Par Sarah Touahri pour Magharebia à Rabat – 09/11/06
![]() [File] Cette étude montre que la violence existe même à l'école. |
Maie Ayoub Von Khol, représentante de l'UNICEF au Maroc, affirme qu'une étude conduite par son groupe en partenariat avec le Ministère de la Justice a montré que la violence semble être une méthode d'éducation et un moyen socialement acceptable de contrôler les enfants des classes inférieures et moyenne et les jeunes domestiques au Maroc. La violence est perpétrée par la famille, la police, l'école, les gens dans la rue, les employeurs et les institutions caritatives. Les chiffres montrent que les enfants les plus jeunes semblent en être les principales victimes.
Les actes de violence sont le plus souvent commis par les hommes, les femmes n'étant responsables que dans 10 à 15 pour cent des cas. Les femmes commettent des actes de violence physique et de trafic d'enfants, mais rarement la violence sexuelle.
La violence domestique n'est en général signalée que lorsque la violence physique est évidente dans le cas d'un enfant abandonné. La violence sexuelle et physique commise au sein du foyer et les actes commis par les employeurs, les professeurs et les responsables sont rarement signalés. Cette étude a montré que les enfants ne se rebellent contre la violence que lorsqu'elle confine à la torture, mais qu'ils ne la dénoncent que rarement.
De plus, les enfants victimes d'abus sexuels, en particulier de l'inceste, ont tendance à s’autocensurer car ils se sentent honteux et déshonorés. Les enfants eux-mêmes considèrent les coups de ceinture et les gifles qu’ils reçoivent comme des choses "normales" et "méritées". La violence à l’égard des enfants est rarement sanctionnée.
"Les victimes ne connaissent pas les voies de recours qui leur permettraient de faire cesser ces pratiques. Les enfants maltraités ne savent pas, en effet, à qui s’adresser ni comment le faire" explique Mme Von Khol.
Les enfants ne connaissent généralement pas les numéros d'appel gratuits, les centres d'écoute et d'orientation et la prise en charge dont ils peuvent bénéficier.
Toutefois, cette étude montre que les enfants marocains aspirent aux bénéfices d'un environnement protecteur.
Un plan national 2006-2015 a été lancé par Yasmina Baddou, Secrétaire d'Etat chargée de la Famille, de l’Enfance et des Personnes handicapées. "Un Maroc digne de ses enfants" vise à protéger les enfants contre toute forme de violence et à promouvoir leurs droits à la santé et à l'éducation. Mme Baddou souligne que son Ministère s'efforce d'offrir aux enfants un environnement idéal et sûr.
Plusieurs mesures ont déjà été prises pour protéger les enfants les plus exposés à la violence : les enfants des rues, les jeunes domestiques et les enfants au travail.

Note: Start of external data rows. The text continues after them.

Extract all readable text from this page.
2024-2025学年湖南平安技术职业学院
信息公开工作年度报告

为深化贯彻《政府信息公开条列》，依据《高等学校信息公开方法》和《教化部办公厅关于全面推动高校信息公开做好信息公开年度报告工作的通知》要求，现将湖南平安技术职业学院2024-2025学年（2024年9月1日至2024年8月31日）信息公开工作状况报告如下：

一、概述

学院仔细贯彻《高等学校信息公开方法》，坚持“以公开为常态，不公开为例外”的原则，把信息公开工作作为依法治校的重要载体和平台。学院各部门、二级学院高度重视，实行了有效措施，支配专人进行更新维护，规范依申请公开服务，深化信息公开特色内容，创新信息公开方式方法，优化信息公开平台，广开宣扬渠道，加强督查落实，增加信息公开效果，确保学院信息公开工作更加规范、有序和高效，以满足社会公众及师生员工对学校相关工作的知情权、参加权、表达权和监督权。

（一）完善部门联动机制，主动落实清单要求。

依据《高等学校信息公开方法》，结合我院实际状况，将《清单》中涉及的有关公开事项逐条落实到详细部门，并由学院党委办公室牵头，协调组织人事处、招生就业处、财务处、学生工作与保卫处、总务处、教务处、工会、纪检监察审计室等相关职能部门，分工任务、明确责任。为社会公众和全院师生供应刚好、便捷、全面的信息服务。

Des unités de protection de l'enfance sont en cours de création à Casablanca, Tanger, Fez, Marrakech, Agadir et Laayoune. Ces unités coordonnent le travail de toutes les agences locales, contrôlent les violences à l'égard des enfants et proposent des conseils, une assistance juridique et psychologique, ainsi que le soutien et la promotion des droits de l'enfant. La première unité sera opérationnelle à Casablanca dans les semaines qui viennent.
D'autres programmes nationaux de protection des enfants ont été lancés, comme "Inqad", qui vise à mettre fin à l'exploitation des petites bonnes. La touche finale est actuellement mise à une campagne nationale de sensibilisation à ce problème.
Le programme national "Indimage" s’intéresse aux enfants de la rue. Il ambitionne de trouver une approche territoriale pour lutter contre ce phénomène aux niveaux de la prévention et du traitement.
"La violence à l’égard des enfants est un réel défi pour tous les intervenants. Nous serons à la hauteur des aspirations grâce aux chantiers ouverts dans tout le Maroc", affirme Mme Baddou.